What would you do upon receiving the worst news of your life? How would you spend the next 24 hours?
These are the questions that plague Vivienne (Sarah Jessica Parker) upon learning she has a tumor. More tests are required to diagnose the nature of the tumor, but if it’s cancerous, she can expect to live another 14 months with aggressive treatment.
It’s telling that Vivienne is alone when she receives this information. From the beginning, director Fabien Constant creates a sense of loneliness around her. After receiving the devastating news, her next stop is a rehearsal for her upcoming 25th anniversary show. A number of band members have clearly been waiting, but Vivienne mollifies their annoyance with banal pleasantries. She doesn’t mention to any of them, including her manager Ben (Common), that she is sick.
Vivienne spends the next 24 hours wandering from place the place. The New York City backdrop perfectly captures the theme of isolation despite being surrounded by millions. Though Vivienne has friends, a concerned mother, a lover, and a daughter, it’s clear from the dialogue she has always maintained an aloofness around those who care for her.
Writer Laura Eason gives us just enough to understand Vivienne’s relationships without giving away too much. Her relationship with the father of her daughter, Nick (Simon Baker) is cordial, but it’s clear from his tone when speaking about their daughter, Vivienne hasn’t been the most engaged mother. She’s been too busy with her career.
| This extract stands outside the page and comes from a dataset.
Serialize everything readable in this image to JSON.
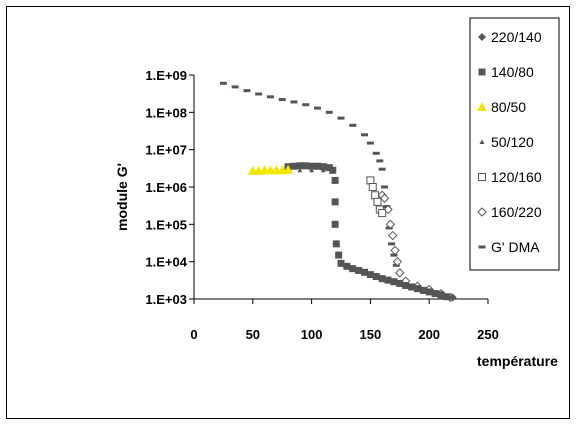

Though the first act of the film manages to convey a lot of information in brief exchanges, and Sarah Jessica Parker aptly conveys the emotional anguish of Vivienne, the second half falls quickly into melodrama. The idea that Vivienne is desperate for a connection is conveyed by a number of trite interactions with a Lyft driver who happens to make repeat appearances in her life. The naturalness of the dialogue in the first half is replaced with brief, forced conversations about profound subjects, mainly the power of music.
It’s unfortunate that Hollywood has adopted the policy of casting actors in singing roles when they can’t sing. Gone are the days of overdubbing actors with quality singers. Instead, we’re forced to listen to Parker muddle her way through a cheesy song. And not once, but twice.
With a title like Here and Now, it’s not a surprise that the film takes a melodramatic turn, but it’s a shame since it had a promising start.